Today Chimera Monstra is:
15 weeks and 3 days old
9.5 inches tall
This morning we went to the vet. He was due for his third set of distemper/parvo shots, but instead of automatically administering them, I decided to do a titer first. I had my vet draw the blood and I'm mailing it to Hemopet for analysis, since it's cheaper than having my vet run the titer test.
He was sleepy after his blood draw and we didn't do much else in the morning. He was somewhat barky when I got back from my daily dog hike. I played with him to get some energy out, and then he rode to the grocery store and slept in his crate while I shopped. Then we walked along San Pablo Ave for a few blocks one way and back, stopping in a salvage yard along the way.
Trying to put sit on a hand signal, as he offers it a lot but doesn't understand any cue for it. I had a problem with him jumping up excessively when I tried in earlier sessions.
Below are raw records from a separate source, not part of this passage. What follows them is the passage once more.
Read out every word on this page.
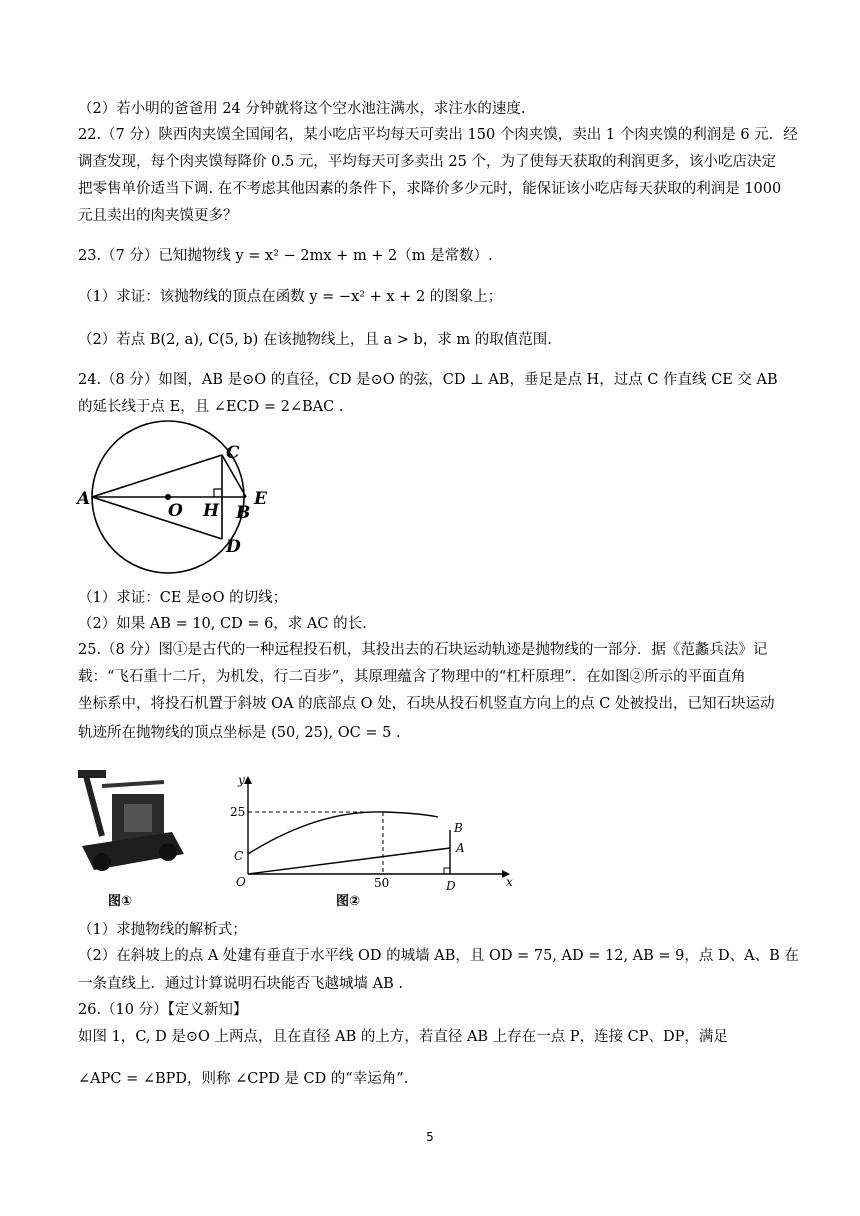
（2）若小明的爸爸用 24 分钟就将这个空水池注满水，求注水的速度.
22.（7 分）陕西肉夹馍全国闻名，某小吃店平均每天可卖出 150 个肉夹馍，卖出 1 个肉夹馍的利润是 6 元．经
调查发现，每个肉夹馍每降价 0.5 元，平均每天可多卖出 25 个，为了使每天获取的利润更多，该小吃店决定
把零售单价适当下调. 在不考虑其他因素的条件下，求降价多少元时，能保证该小吃店每天获取的利润是 1000
元且卖出的肉夹馍更多？
23.（7 分）已知抛物线 y = x² − 2mx + m + 2（m 是常数）.
（1）求证：该抛物线的顶点在函数 y = −x² + x + 2 的图象上；
（2）若点 B(2, a), C(5, b) 在该抛物线上，且 a > b，求 m 的取值范围.
24.（8 分）如图，AB 是⊙O 的直径，CD 是⊙O 的弦，CD ⊥ AB，垂足是点 H，过点 C 作直线 CE 交 AB
的延长线于点 E，且 ∠ECD = 2∠BAC .
A
O H B
E
C
D
（1）求证：CE 是⊙O 的切线；
（2）如果 AB = 10, CD = 6，求 AC 的长.
25.（8 分）图①是古代的一种远程投石机，其投出去的石块运动轨迹是抛物线的一部分．据《范蠡兵法》记
载：“飞石重十二斤，为机发，行二百步”，其原理蕴含了物理中的“杠杆原理”．在如图②所示的平面直角
坐标系中，将投石机置于斜坡 OA 的底部点 O 处，石块从投石机竖直方向上的点 C 处被投出，已知石块运动
轨迹所在抛物线的顶点坐标是 (50, 25), OC = 5 .
图①
y
x
25
50
O
C
A
B
D
图②
（1）求抛物线的解析式；
（2）在斜坡上的点 A 处建有垂直于水平线 OD 的城墙 AB，且 OD = 75, AD = 12, AB = 9，点 D、A、B 在
一条直线上．通过计算说明石块能否飞越城墙 AB .
26.（10 分）【定义新知】
如图 1，C, D 是⊙O 上两点，且在直径 AB 的上方，若直径 AB 上存在一点 P，连接 CP、DP，满足
∠APC = ∠BPD，则称 ∠CPD 是 CD 的“幸运角”.
5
Today I tried doing a constrast between the hand signals for down (which he gets, because I lured that one) and sit. Saw more understanding.
I started working on fronts since he was sitting in front anyway. Due to me stepping away from him if he was jumping, and his then offering a sit, stepping back while facing him has become a cue for sitting in front. Not bad at all! The jumping is slowly fading away.
He's consistently putting his front two feet on the ceramic tile, so I started luring him to pivot on it with his back feet. I'm not free-shaping this one because he would very quickly get frustrated and stop putting his front feet on it.
Dumbell: puts his mouth on it about 50% of the time while it's on the ground, 80% while it's held in my hand.
I've also started building focus forward. I put a little bowl with some treats down on the floor, place him down a couple of feet away, and restrain him at the shoulders. When he looks forward at the food, I say "get it!" and let him go. This is mainly agility foundation (it will teach him to focus on obstacles ahead, run forward away from me, and eventually to take obstacles in his path on the way to the food), but it will also help with any other distance behaviors in obedience or freestyle.
Of course we continue to regularly work on tolerating handling.